Temos assistido a um contínuo feminicídio que assusta, que se revela todas as semanas em notícias que começam com marido matou a mulher e a sogra, mulher foi morta pelo companheiro, homem furou tímpano à namorada com dois socos, mulher encontrada morta... as variações de um cenário de permanente violência e terror. Porquê? Importa perceber que exercício de poder é construído contra as mulheres.

Historicamente, sabemos da diminuição consecutiva do papel das mulheres em todas as frentes, em todas as frentes significa profissional, familiar, sexual, económica, política. Às mulheres sempre foi negada uma voz, um sentido de propriedade, de legitimidade. A tradição vai longa e demasiado antiga e é urgente educar as novas gerações de meninas (e de meninos!) no sentido da paridade, no sentido da liberdade, no sentido do poder.

As mulheres são tão poderosas quanto os homens. Não têm de o ser mais ou menos, apenas tanto quanto. Dá-me igual que amanhã seja o dia da mulher, dá-me igual que se tente instituir que hoje, dia sete de março, seja o dia de luto nacional pelas vítimas de violência doméstica e de violência contra as mulheres. Não acho bem, nem acho mal (embora suspeite de muito paternalismo), infelizmente fui educada para tomar rédeas da minha vida e não me agradam discursos de fragilização sobre as mulheres e a sua existência em sociedade.

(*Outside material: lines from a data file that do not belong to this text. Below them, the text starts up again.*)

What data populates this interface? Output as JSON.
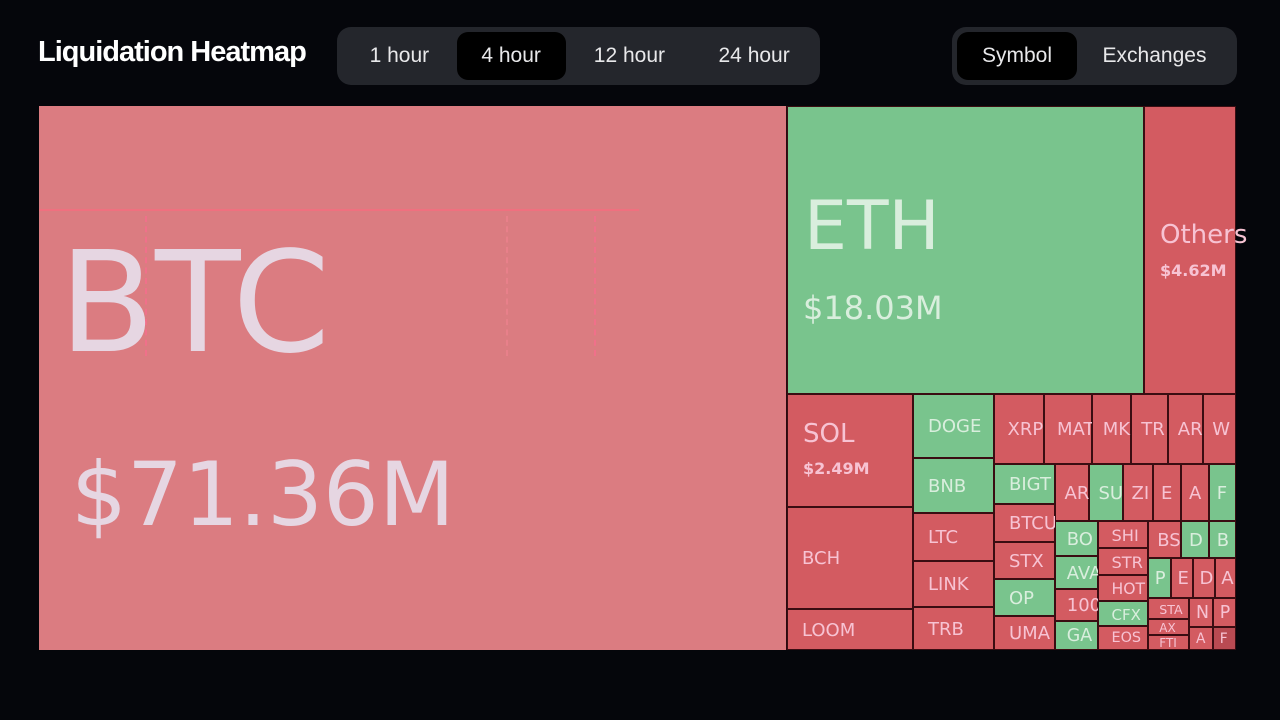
{
  "header": {
    "title": "Liquidation Heatmap",
    "timeframes": [
      "1 hour",
      "4 hour",
      "12 hour",
      "24 hour"
    ],
    "active_timeframe": "4 hour",
    "views": [
      "Symbol",
      "Exchanges"
    ],
    "active_view": "Symbol"
  },
  "colors": {
    "loss": "#d35b61",
    "gain": "#79c48d",
    "btc": "#db7c81",
    "background": "#05060b"
  },
  "tiles": {
    "btc": {
      "symbol": "BTC",
      "value": "$71.36M",
      "color": "red"
    },
    "eth": {
      "symbol": "ETH",
      "value": "$18.03M",
      "color": "green"
    },
    "others": {
      "symbol": "Others",
      "value": "$4.62M",
      "color": "red"
    },
    "sol": {
      "symbol": "SOL",
      "value": "$2.49M",
      "color": "red"
    },
    "small": [
      {
        "symbol": "BCH",
        "color": "red"
      },
      {
        "symbol": "LOOM",
        "color": "red"
      },
      {
        "symbol": "DOGE",
        "color": "green"
      },
      {
        "symbol": "BNB",
        "color": "green"
      },
      {
        "symbol": "LTC",
        "color": "red"
      },
      {
        "symbol": "LINK",
        "color": "red"
      },
      {
        "symbol": "TRB",
        "color": "red"
      },
      {
        "symbol": "XRP",
        "color": "red"
      },
      {
        "symbol": "MAT",
        "color": "red"
      },
      {
        "symbol": "MK",
        "color": "red"
      },
      {
        "symbol": "TR",
        "color": "red"
      },
      {
        "symbol": "AR",
        "color": "red"
      },
      {
        "symbol": "W",
        "color": "red"
      },
      {
        "symbol": "BIGT",
        "color": "green"
      },
      {
        "symbol": "BTCU",
        "color": "red"
      },
      {
        "symbol": "STX",
        "color": "red"
      },
      {
        "symbol": "OP",
        "color": "green"
      },
      {
        "symbol": "UMA",
        "color": "red"
      },
      {
        "symbol": "AR",
        "color": "red"
      },
      {
        "symbol": "SU",
        "color": "green"
      },
      {
        "symbol": "ZI",
        "color": "red"
      },
      {
        "symbol": "E",
        "color": "red"
      },
      {
        "symbol": "A",
        "color": "red"
      },
      {
        "symbol": "F",
        "color": "green"
      },
      {
        "symbol": "BO",
        "color": "green"
      },
      {
        "symbol": "AVA",
        "color": "green"
      },
      {
        "symbol": "100",
        "color": "red"
      },
      {
        "symbol": "GA",
        "color": "green"
      },
      {
        "symbol": "SHI",
        "color": "red"
      },
      {
        "symbol": "STR",
        "color": "red"
      },
      {
        "symbol": "HOT",
        "color": "red"
      },
      {
        "symbol": "CFX",
        "color": "green"
      },
      {
        "symbol": "EOS",
        "color": "red"
      },
      {
        "symbol": "BS",
        "color": "red"
      },
      {
        "symbol": "D",
        "color": "green"
      },
      {
        "symbol": "B",
        "color": "green"
      },
      {
        "symbol": "P",
        "color": "green"
      },
      {
        "symbol": "E",
        "color": "red"
      },
      {
        "symbol": "D",
        "color": "red"
      },
      {
        "symbol": "A",
        "color": "red"
      },
      {
        "symbol": "STA",
        "color": "red"
      },
      {
        "symbol": "AX",
        "color": "red"
      },
      {
        "symbol": "FTI",
        "color": "red"
      },
      {
        "symbol": "N",
        "color": "red"
      },
      {
        "symbol": "P",
        "color": "red"
      },
      {
        "symbol": "A",
        "color": "red"
      },
      {
        "symbol": "F",
        "color": "red"
      }
    ]
  }
}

Esta é a razão pela qual nunca fui adepta do Dia da Mulher, dirão que é uma embirração como qualquer outra. Que a ministra da Presidência e da Modernização Administrativa venha propor um dia de luto nacional pode ajudar a chamar a atenção para as questões das vítimas de abuso e violência. Não sou cínica, mas não consigo deixar de pensar que é uma operação boa para as redes sociais e afins, não é uma medida de formação a juízes que julgam casos de violência e abuso. E se os juízes precisam de formação! E também não é uma reflexão sobre o corporativismo do conselheiro superior da magistratura, que leva à impunidade de muitos, e como acabar com esta forma de estar na sociedade, os juízes devem ser tão penalizados quanto as outras pessoas. Ninguém os fiscaliza, pois não?

Não quero ser mázinha, mas que importa o dia da mulher e as rosas que nos distribuem se, a seguir, muitos homens destratam as mulheres no seio da família, no local de trabalho, na via pública? Parece-me crucial educar e mudar mentalidades. Parece-me urgente apoiar as mulheres que não conseguem livrar-se de teias apertadas e violentas. Parece-me evidente que ser mulher é, ainda hoje, demasiado perigoso.

Hoje, dia de luto nacional, morreu mais uma mulher. Foi assassinada pelo marido em Vieira do Minho. Tinha 40 anos. Passaram-se 66 dias desde o início do ano, morreram 12 mulheres, uma menina de dois anos e dois homens. Repito: ser mulher continua a ser perigoso. Um dia de luto serve para quê? Um dia com rosas e coisas queridinhas serve para quê?